A tarde desta Sexta-Feira Santa (3/4) no Morro da Capelinha é marcada por um misto de devoção e organização reforçada na segurança. Enquanto o cardeal arcebispo de Brasília, Dom Paulo Cezar Costa, preside a missa que antecede o espetáculo, autoridades acompanham de perto a mobilização que para o Distrito Federal. Presente no evento, a governadora Celina Leão destaca o caráter suprarreligioso da celebração. "É uma festa que tem muita fé, realizada há mais de 30 anos, onde o povo relembra aquele que deu a vida por nós. Quem nunca veio, deveria vir. Não é sobre religião ou igrejas, mas sobre aquele que está acima de todo nome", afirma.
Para garantir que a emoção não seja interrompida por incidentes, a Secretaria de Segurança Pública montou uma operação reforçada. Segundo o secretário em exercício, Alexandre Patury, o efetivo ultrapassa mil profissionais, entre 700 policiais e 250 bombeiros, apoiados por tecnologia de reconhecimento facial e drones oficiais. "Trabalhamos para que as pessoas venham seguras. Nossa atenção é permanente, inclusive na dispersão, para evitar crimes de oportunidade como furto de celulares", alerta Patury, reforçando que o uso de drones não autorizados está proibido por segurança.
A essência do espetáculo, no entanto, reside no voluntariado e na história da própria comunidade. O ex-secretário de Cultura, Cláudio Abrantes, que este ano interpreta o apóstolo André, personifica essa dedicação há 35 anos. "A Via-Sacra tem um olhar de longevidade alicerçado na fé. Valorizamos a prata da casa; o próprio Rafael (que interpreta Jesus) veio da Via-Sacra da Criança. Não encenamos apenas um texto, acreditamos no que fazemos", relata Abrantes, que define o grupo como um dos maiores do mundo.
Além do impacto espiritual, o administrador regional de Planaltina, Wesley Fonseca, pontua a relevância econômica da encenação. "A Via-Sacra mexe com toda a comunidade. O comércio e os ambulantes ganham muito. A cidade está preparada para acolher quem vem em busca de milagres ou apenas para apreciar o espetáculo", frisa.

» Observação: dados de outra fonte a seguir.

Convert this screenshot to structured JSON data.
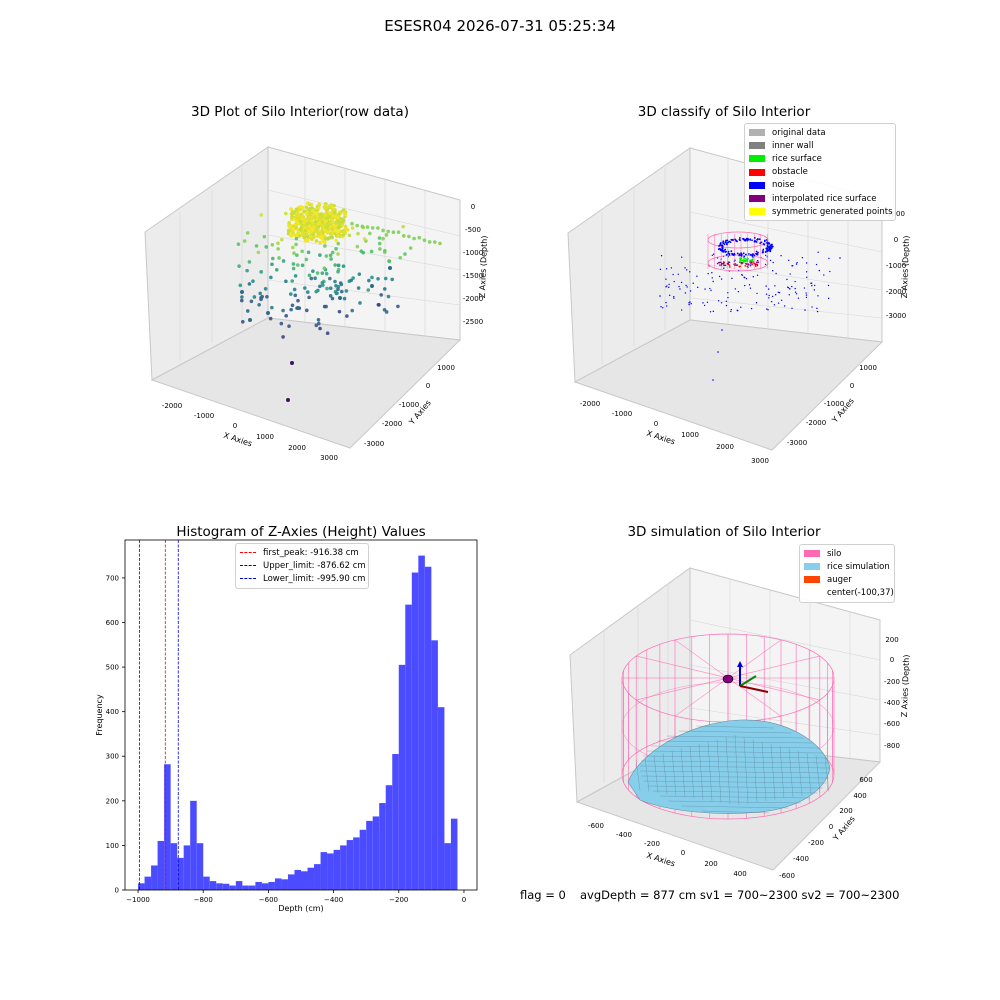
{
  "figure": {
    "suptitle": "ESESR04 2026-07-31 05:25:34",
    "bottom_left": "flag = 0",
    "bottom_right": "avgDepth = 877 cm  sv1 = 700~2300  sv2 = 700~2300"
  },
  "chart_data": [
    {
      "type": "scatter",
      "projection": "3d",
      "title": "3D Plot of Silo Interior(row data)",
      "xlabel": "X Axies",
      "ylabel": "Y Axies",
      "zlabel": "Z Axies (Depth)",
      "xticks": [
        "-2000",
        "-1000",
        "0",
        "1000",
        "2000",
        "3000"
      ],
      "yticks": [
        "1000",
        "0",
        "-1000",
        "-2000",
        "-3000"
      ],
      "zticks": [
        "0",
        "-500",
        "-1000",
        "-1500",
        "-2000",
        "-2500"
      ],
      "colormap": "viridis",
      "description_points": "dense cap of points near depth 0 spreading downward to about -2800"
    },
    {
      "type": "scatter",
      "projection": "3d",
      "title": "3D classify of Silo Interior",
      "xlabel": "X Axies",
      "ylabel": "Y Axies",
      "zlabel": "Z Axies (Depth)",
      "xticks": [
        "-2000",
        "-1000",
        "0",
        "1000",
        "2000",
        "3000"
      ],
      "yticks": [
        "1000",
        "0",
        "-1000",
        "-2000",
        "-3000"
      ],
      "zticks": [
        "1000",
        "0",
        "-1000",
        "-2000",
        "-3000"
      ],
      "legend": [
        {
          "label": "original data",
          "color": "#b0b0b0"
        },
        {
          "label": "inner wall",
          "color": "#808080"
        },
        {
          "label": "rice surface",
          "color": "#00ee00"
        },
        {
          "label": "obstacle",
          "color": "#ff0000"
        },
        {
          "label": "noise",
          "color": "#0000ff"
        },
        {
          "label": "interpolated rice surface",
          "color": "#800080"
        },
        {
          "label": "symmetric generated points",
          "color": "#ffff00"
        }
      ]
    },
    {
      "type": "bar",
      "title": "Histogram of Z-Axies (Height) Values",
      "xlabel": "Depth (cm)",
      "ylabel": "Frequency",
      "xlim": [
        -1040,
        40
      ],
      "ylim": [
        0,
        785
      ],
      "xticks": [
        -1000,
        -800,
        -600,
        -400,
        -200,
        0
      ],
      "yticks": [
        0,
        100,
        200,
        300,
        400,
        500,
        600,
        700
      ],
      "bin_width": 20,
      "bar_color": "#4b4bff",
      "bins": [
        {
          "x": -1000,
          "v": 15
        },
        {
          "x": -980,
          "v": 30
        },
        {
          "x": -960,
          "v": 55
        },
        {
          "x": -940,
          "v": 110
        },
        {
          "x": -920,
          "v": 282
        },
        {
          "x": -900,
          "v": 105
        },
        {
          "x": -880,
          "v": 72
        },
        {
          "x": -860,
          "v": 100
        },
        {
          "x": -840,
          "v": 200
        },
        {
          "x": -820,
          "v": 105
        },
        {
          "x": -800,
          "v": 30
        },
        {
          "x": -780,
          "v": 20
        },
        {
          "x": -760,
          "v": 15
        },
        {
          "x": -740,
          "v": 14
        },
        {
          "x": -720,
          "v": 10
        },
        {
          "x": -700,
          "v": 20
        },
        {
          "x": -680,
          "v": 10
        },
        {
          "x": -660,
          "v": 10
        },
        {
          "x": -640,
          "v": 18
        },
        {
          "x": -620,
          "v": 15
        },
        {
          "x": -600,
          "v": 18
        },
        {
          "x": -580,
          "v": 26
        },
        {
          "x": -560,
          "v": 24
        },
        {
          "x": -540,
          "v": 35
        },
        {
          "x": -520,
          "v": 45
        },
        {
          "x": -500,
          "v": 42
        },
        {
          "x": -480,
          "v": 50
        },
        {
          "x": -460,
          "v": 58
        },
        {
          "x": -440,
          "v": 85
        },
        {
          "x": -420,
          "v": 82
        },
        {
          "x": -400,
          "v": 90
        },
        {
          "x": -380,
          "v": 100
        },
        {
          "x": -360,
          "v": 112
        },
        {
          "x": -340,
          "v": 118
        },
        {
          "x": -320,
          "v": 135
        },
        {
          "x": -300,
          "v": 155
        },
        {
          "x": -280,
          "v": 165
        },
        {
          "x": -260,
          "v": 195
        },
        {
          "x": -240,
          "v": 235
        },
        {
          "x": -220,
          "v": 305
        },
        {
          "x": -200,
          "v": 505
        },
        {
          "x": -180,
          "v": 640
        },
        {
          "x": -160,
          "v": 712
        },
        {
          "x": -140,
          "v": 750
        },
        {
          "x": -120,
          "v": 725
        },
        {
          "x": -100,
          "v": 560
        },
        {
          "x": -80,
          "v": 410
        },
        {
          "x": -60,
          "v": 105
        },
        {
          "x": -40,
          "v": 160
        }
      ],
      "vlines": [
        {
          "label": "first_peak: -916.38 cm",
          "x": -916.38,
          "color": "#ff0000"
        },
        {
          "label": "Upper_limit: -876.62 cm",
          "x": -876.62,
          "color": "#0000cc"
        },
        {
          "label": "Lower_limit: -995.90 cm",
          "x": -995.9,
          "color": "#0000cc"
        }
      ]
    },
    {
      "type": "surface",
      "projection": "3d",
      "title": "3D simulation of Silo Interior",
      "xlabel": "X Axies",
      "ylabel": "Y Axies",
      "zlabel": "Z Axies (Depth)",
      "xticks": [
        "-600",
        "-400",
        "-200",
        "0",
        "200",
        "400"
      ],
      "yticks": [
        "600",
        "400",
        "200",
        "0",
        "-200",
        "-400",
        "-600"
      ],
      "zticks": [
        "200",
        "0",
        "-200",
        "-400",
        "-600",
        "-800"
      ],
      "legend": [
        {
          "label": "silo",
          "color": "#ff69b4"
        },
        {
          "label": "rice simulation",
          "color": "#87ceeb"
        },
        {
          "label": "auger",
          "color": "#ff4500"
        },
        {
          "label": "center(-100,37)",
          "color": null
        }
      ]
    }
  ]
}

Segurança e infraestrutura
Para garantir a tranquilidade dos fiéis, o GDF opera sob o Protocolo de Operações Integradas (POI). A estratégia centraliza o atendimento na Cidade da Segurança Pública, com monitoramento em tempo real. A Polícia Militar (PMDF) atua com unidades especializadas, como Cavalaria e Batalhão de Trânsito, realizando revistas em pontos estratégicos. O público conta ainda com a Sala Lilás Itinerante para apoio a mulheres e uma unidade para identificação de crianças. O Corpo de Bombeiros (CBMDF) mantém 215 militares e 25 viaturas prontos para atendimentos e salvamentos no terreno íngreme.
Recomenda-se o uso de protetor solar, roupas leves e hidratação constante. O uso de drones particulares é proibido. Em emergências, deve-se procurar os postos médicos ou acionar o 193.
O Morro da Capelinha é o epicentro da devoção no DF nesta Sexta-Feira Santa, com a expectativa de reunir uma multidão que pode superar os recordes anteriores. Após atrair 100 mil pessoas em 2024 e alcançar a marca de 150 mil fiéis em 2025, o espetáculo de 2026 encerra a programação religiosa com fôlego renovado.
Mantendo uma tradição que resiste desde 1973, a encenação da Paixão de Cristo em Planaltina mobiliza o Grupo Via Sacra ao Vivo, que conta com uma equipe de 1.400 colaboradores — sendo 1.100 atores dedicados a dar vida aos personagens bíblicos.
O ápice das celebrações começou oficialmente às 15h, com a Celebração da Santa Cruz, seguida pelo início do espetáculo que, ao longo de quatro horas, reproduz os momentos cruciais da narrativa cristã: julgamento, prisão, crucificação, morte e ressurreição.
Nesta edição, a jornada de 800 metros é guiada pelo tema "Nada te aflija! Não estou aqui eu que sou tua mãe?", inspirado em Nossa Senhora de Guadalupe, consolidando o evento como um dos maiores patrimônios culturais e religiosos do Brasil.